South Africa is an important and active player in global climate change negotiations. The country has a very strong national climate change response agenda and a highly advanced regulatory and law enforcement framework. Nevertheless, the country faces political instability and corruption that unfortunately is delaying the enforcement and implementation of environmental regulations, and discourages private investment and the uptake of low carbon technologies. The delay in the signing of the power purchase agreements of the Renewable Energy Independent Power Producer Procurement Programme (REIPPP) is one example of many.

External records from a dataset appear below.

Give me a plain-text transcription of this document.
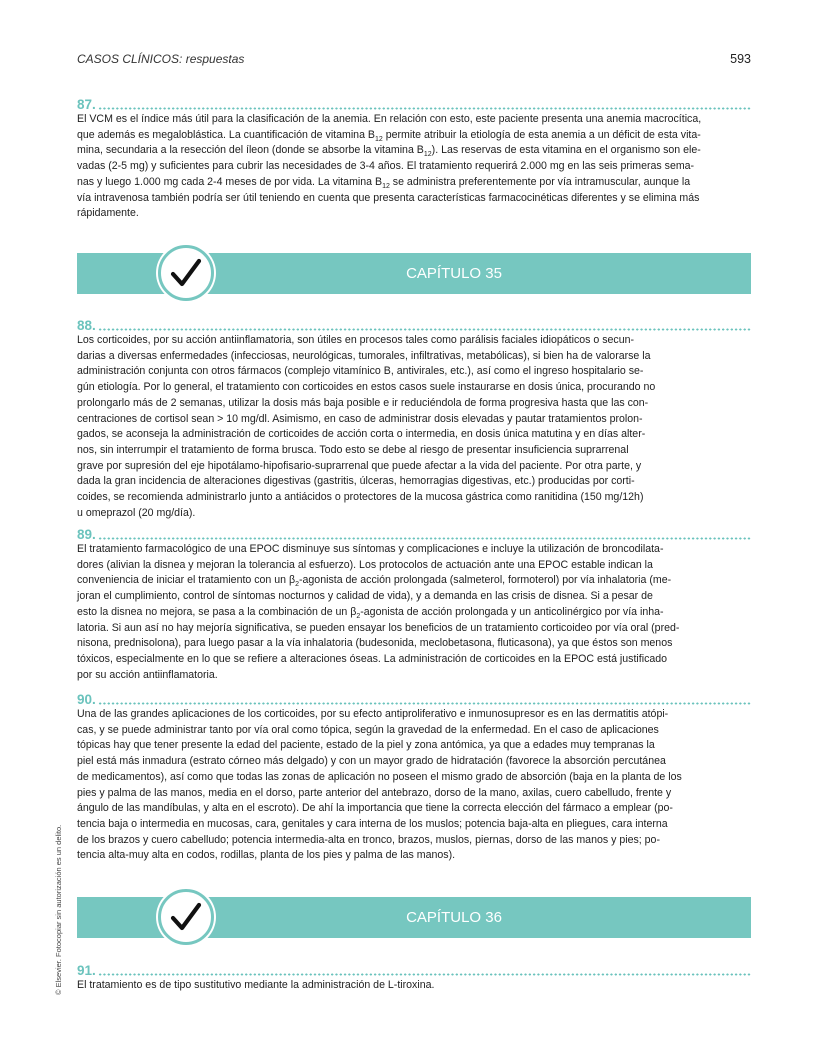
CASOS CLÍNICOS: respuestas	593
© Elsevier. Fotocopiar sin autorización es un delito.
87.
El VCM es el índice más útil para la clasificación de la anemia. En relación con esto, este paciente presenta una anemia macrocítica,
que además es megaloblástica. La cuantificación de vitamina $B_{12}$ permite atribuir la etiología de esta anemia a un déficit de esta vita-
mina, secundaria a la resección del íleon (donde se absorbe la vitamina $B_{12}$). Las reservas de esta vitamina en el organismo son ele-
vadas (2-5 mg) y suficientes para cubrir las necesidades de 3-4 años. El tratamiento requerirá 2.000 mg en las seis primeras sema-
nas y luego 1.000 mg cada 2-4 meses de por vida. La vitamina $B_{12}$ se administra preferentemente por vía intramuscular, aunque la
vía intravenosa también podría ser útil teniendo en cuenta que presenta características farmacocinéticas diferentes y se elimina más
rápidamente.
CAPÍTULO 35
88.
Los corticoides, por su acción antiinflamatoria, son útiles en procesos tales como parálisis faciales idiopáticos o secun-
darias a diversas enfermedades (infecciosas, neurológicas, tumorales, infiltrativas, metabólicas), si bien ha de valorarse la
administración conjunta con otros fármacos (complejo vitamínico B, antivirales, etc.), así como el ingreso hospitalario se-
gún etiología. Por lo general, el tratamiento con corticoides en estos casos suele instaurarse en dosis única, procurando no
prolongarlo más de 2 semanas, utilizar la dosis más baja posible e ir reduciéndola de forma progresiva hasta que las con-
centraciones de cortisol sean > 10 mg/dl. Asimismo, en caso de administrar dosis elevadas y pautar tratamientos prolon-
gados, se aconseja la administración de corticoides de acción corta o intermedia, en dosis única matutina y en días alter-
nos, sin interrumpir el tratamiento de forma brusca. Todo esto se debe al riesgo de presentar insuficiencia suprarrenal
grave por supresión del eje hipotálamo-hipofisario-suprarrenal que puede afectar a la vida del paciente. Por otra parte, y
dada la gran incidencia de alteraciones digestivas (gastritis, úlceras, hemorragias digestivas, etc.) producidas por corti-
coides, se recomienda administrarlo junto a antiácidos o protectores de la mucosa gástrica como ranitidina (150 mg/12h)
u omeprazol (20 mg/día).
89.
El tratamiento farmacológico de una EPOC disminuye sus síntomas y complicaciones e incluye la utilización de broncodilata-
dores (alivian la disnea y mejoran la tolerancia al esfuerzo). Los protocolos de actuación ante una EPOC estable indican la
conveniencia de iniciar el tratamiento con un $\beta_2$-agonista de acción prolongada (salmeterol, formoterol) por vía inhalatoria (me-
joran el cumplimiento, control de síntomas nocturnos y calidad de vida), y a demanda en las crisis de disnea. Si a pesar de
esto la disnea no mejora, se pasa a la combinación de un $\beta_2$-agonista de acción prolongada y un anticolinérgico por vía inha-
latoria. Si aun así no hay mejoría significativa, se pueden ensayar los beneficios de un tratamiento corticoideo por vía oral (pred-
nisona, prednisolona), para luego pasar a la vía inhalatoria (budesonida, meclobetasona, fluticasona), ya que éstos son menos
tóxicos, especialmente en lo que se refiere a alteraciones óseas. La administración de corticoides en la EPOC está justificado
por su acción antiinflamatoria.
90.
Una de las grandes aplicaciones de los corticoides, por su efecto antiproliferativo e inmunosupresor es en las dermatitis atópi-
cas, y se puede administrar tanto por vía oral como tópica, según la gravedad de la enfermedad. En el caso de aplicaciones
tópicas hay que tener presente la edad del paciente, estado de la piel y zona antómica, ya que a edades muy tempranas la
piel está más inmadura (estrato córneo más delgado) y con un mayor grado de hidratación (favorece la absorción percutánea
de medicamentos), así como que todas las zonas de aplicación no poseen el mismo grado de absorción (baja en la planta de los
pies y palma de las manos, media en el dorso, parte anterior del antebrazo, dorso de la mano, axilas, cuero cabelludo, frente y
ángulo de las mandíbulas, y alta en el escroto). De ahí la importancia que tiene la correcta elección del fármaco a emplear (po-
tencia baja o intermedia en mucosas, cara, genitales y cara interna de los muslos; potencia baja-alta en pliegues, cara interna
de los brazos y cuero cabelludo; potencia intermedia-alta en tronco, brazos, muslos, piernas, dorso de las manos y pies; po-
tencia alta-muy alta en codos, rodillas, planta de los pies y palma de las manos).
CAPÍTULO 36
91.
El tratamiento es de tipo sustitutivo mediante la administración de L-tiroxina.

The South African carbon market is currently in limbo and if the carbon tax bill does not become law sooner rather than later, the country will miss the opportunity to ensure a much needed, and overdue, transition to low carbon economy which will help generate more employment and make South Africa more globally competitive. Therefore, it is crucial that the revised carbon tax bill, which was supposed to be tabled in Parliament mid-2017, is released as soon as possible. Whilst Colombia has transparent and straightforward carbon tax rules and offsetting legislation, South Africa is still in process of clarifying and simplifying the procedures. How long will it still take South Africa to sign the carbon tax into law? The government has a chance to follow the example of Latin American countries and to become a role model for all African countries in cutting its emissions. The challenge the South African government faces is not only to design and to implement an effective carbon tax and carbon offset regulations but also to carefully balance the energy needs, development priorities and environmental objectives.